In recent years, several income tax law provisions of EU member states were challenged by the European Court of Justice (ECJ) on the grounds of infringement of freedom of movement for goods, services, persons, and capital.
In line with these court decisions the purpose of this article aims to highlight a discriminatory treatment on life insurance policies. Portuguese tax law does not provide any specific mechanism to allow the individual resident to benefit from the different final withholding tax rates on the foreign income obtained whenever an insurance policy is executed before an insurance company resident in another Member State on the same terms as if such policy was executed with a Portuguese resident insurance company.
The issue therefore is, can or does this regime represent an obstacle to the free provision of services and free movement of capital?
Portuguese resident insurance companies
Regarding investment income paid to Portuguese resident taxpayers by Portuguese resident insurance companies, according to the Portuguese Personal Income (PIT) Code, the positive difference between:
(i) the value paid as redemption, early termination or maturity payment of life policies or life-related transactions, and
(ii) the premium paid or the amounts invested,
are taxable as capital income whenever the amounts paid in the first half of the term of the insurance policy represent at least 35% of the total amount of payments due. Despite the above, depending on the term of each insurance policy, a final withholding tax of 20%, 16% or 8%, may be applicable to this type of income.
Insurance companies resident in other Member States
However, the Portuguese withholding tax obligation described above is not applicable to insurance companies resident in other Member States as they are not subject to Portuguese law. In addition, there is no domestic mechanism that allows the resident policy holder to benefit from the final withholding tax rates described above whenever insurance policies are executed with such insurance companies.

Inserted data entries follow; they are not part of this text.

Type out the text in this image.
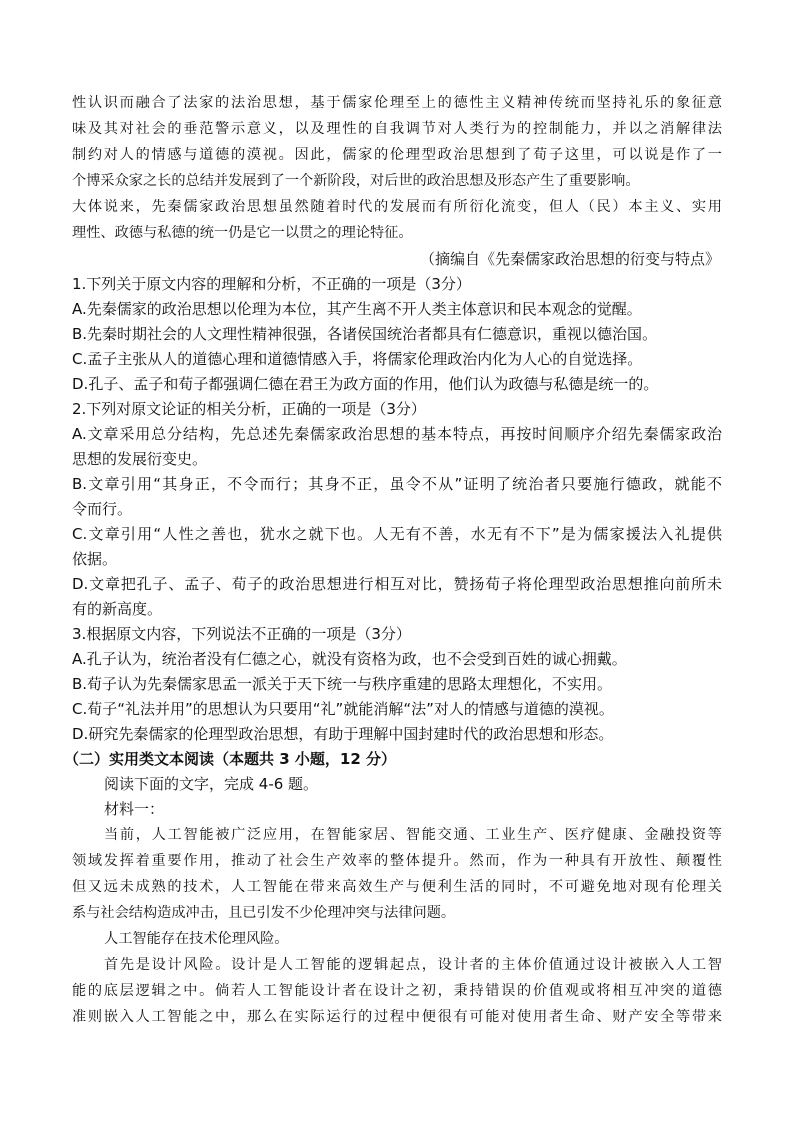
性认识而融合了法家的法治思想，基于儒家伦理至上的德性主义精神传统而坚持礼乐的象征意
味及其对社会的垂范警示意义，以及理性的自我调节对人类行为的控制能力，并以之消解律法
制约对人的情感与道德的漠视。因此，儒家的伦理型政治思想到了荀子这里，可以说是作了一
个博采众家之长的总结并发展到了一个新阶段，对后世的政治思想及形态产生了重要影响。
大体说来，先秦儒家政治思想虽然随着时代的发展而有所衍化流变，但人（民）本主义、实用
理性、政德与私德的统一仍是它一以贯之的理论特征。
（摘编自《先秦儒家政治思想的衍变与特点》
1.下列关于原文内容的理解和分析，不正确的一项是（3分）
A.先秦儒家的政治思想以伦理为本位，其产生离不开人类主体意识和民本观念的觉醒。
B.先秦时期社会的人文理性精神很强，各诸侯国统治者都具有仁德意识，重视以德治国。
C.孟子主张从人的道德心理和道德情感入手，将儒家伦理政治内化为人心的自觉选择。
D.孔子、孟子和荀子都强调仁德在君王为政方面的作用，他们认为政德与私德是统一的。
2.下列对原文论证的相关分析，正确的一项是（3分）
A.文章采用总分结构，先总述先秦儒家政治思想的基本特点，再按时间顺序介绍先秦儒家政治
思想的发展衍变史。
B.文章引用“其身正，不令而行；其身不正，虽令不从”证明了统治者只要施行德政，就能不
令而行。
C.文章引用“人性之善也，犹水之就下也。人无有不善，水无有不下”是为儒家援法入礼提供
依据。
D.文章把孔子、孟子、荀子的政治思想进行相互对比，赞扬荀子将伦理型政治思想推向前所未
有的新高度。
3.根据原文内容，下列说法不正确的一项是（3分）
A.孔子认为，统治者没有仁德之心，就没有资格为政，也不会受到百姓的诚心拥戴。
B.荀子认为先秦儒家思孟一派关于天下统一与秩序重建的思路太理想化，不实用。
C.荀子“礼法并用”的思想认为只要用“礼”就能消解“法”对人的情感与道德的漠视。
D.研究先秦儒家的伦理型政治思想，有助于理解中国封建时代的政治思想和形态。
（二）实用类文本阅读（本题共 3 小题，12 分）
阅读下面的文字，完成 4-6 题。
材料一：
当前，人工智能被广泛应用，在智能家居、智能交通、工业生产、医疗健康、金融投资等
领域发挥着重要作用，推动了社会生产效率的整体提升。然而，作为一种具有开放性、颠覆性
但又远未成熟的技术，人工智能在带来高效生产与便利生活的同时，不可避免地对现有伦理关
系与社会结构造成冲击，且已引发不少伦理冲突与法律问题。
人工智能存在技术伦理风险。
首先是设计风险。设计是人工智能的逻辑起点，设计者的主体价值通过设计被嵌入人工智
能的底层逻辑之中。倘若人工智能设计者在设计之初，秉持错误的价值观或将相互冲突的道德
准则嵌入人工智能之中，那么在实际运行的过程中便很有可能对使用者生命、财产安全等带来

Consequently, although the PIT Code does not expressly foresee a tax discriminatory treatment (such as specific reference or other restriction whenever Portuguese resident individuals execute insurance policies with EU insurance companies), in the absence of specific provisions and of a current mechanism provided by the domestic tax law, income paid under an insurance policy executed between a Portuguese resident policy holder and an insurance company resident in another Member State is subject to general PIT provisions. This means that the foreign income obtained by the individual resident in Portugal shall be aggregated in the taxpayer’s global taxable income and thus subject to PIT progressive rates from 10.5% to 42%.
Furthermore, the reduction of the taxable income, as provided in the PIT Code, is not available to Portuguese resident individuals. Therefore, instead of the 8%, 16% or 20% final withholding tax rates, income paid by insurance companies resident in other Member States will attract a burdensome taxation – since such income will be subject to a progressive PIT rate of up to 42% – when compared with the income paid by resident insurance companies.
Although the non-tax discrimination principle is initially based on the EC treaty and on the OECD Model Convention, its scope should currently be understood in light of the decisions issued by the ECJ.
The Portuguese tax framework under scrutiny is similar to the one examined by ECJ in Case C-334/02, Commission v. France. In this case, the ECJ analysed French taxation on certain types of foreign-source investment income, which were, in the end, deemed incompatible with the EC Treaty. According to the tax provisions under examination, individuals receiving interest income from domestic capital investments could opt to apply an autonomous tax that was normally lower than the rates of ordinary income tax. However, this option was not available if income was derived from foreign sources.
Following the European Commission’s conclusions within a previous infringement procedure, the ECJ judged that French provisions were not in accordance with the EC Treaty since the unequal treatment of payments according to their origin was undoubtedly discouraging taxpayers from contracting with foreign financial service providers and therefore infringing the freedom to provide services and the free movement of capital.
In this regard, the ECJ has doggedly pointed out the fact that Member States’ legislation shall not imply a restrictive effect as regards companies established in other Member States, as it prevents them from raising capital in that Member State, given that “the proceeds of contracts taken out with those companies are treated less favorably from a tax point of view than proceeds payable by a company which is established in [the relevant Member State]” (see Case C-35/98, Verkooijen, paragraph 35 and Case C-478/98, Commission v Belgium, paragraph 18).
As a conclusion, the ECJ considered that such provisions were restrictive under the rules governing freedom to provide services under Article 49 EC and on the free movement of capital under Article 56 EC, being therefore incompatible with EC Law.
The same reasoning applies to the Portuguese case described above. We therefore believe that the Portuguese tax framework applicable on income paid by an insurance company resident in another Member State should be deemed incompatible with the EC Treaty. Fortunately, such cases have been taken into account and domestic law will be amended according to the Portuguese State Budget for 2010. The amendment emphasises the previous discriminatory treatments and therefore such cases may be challenged.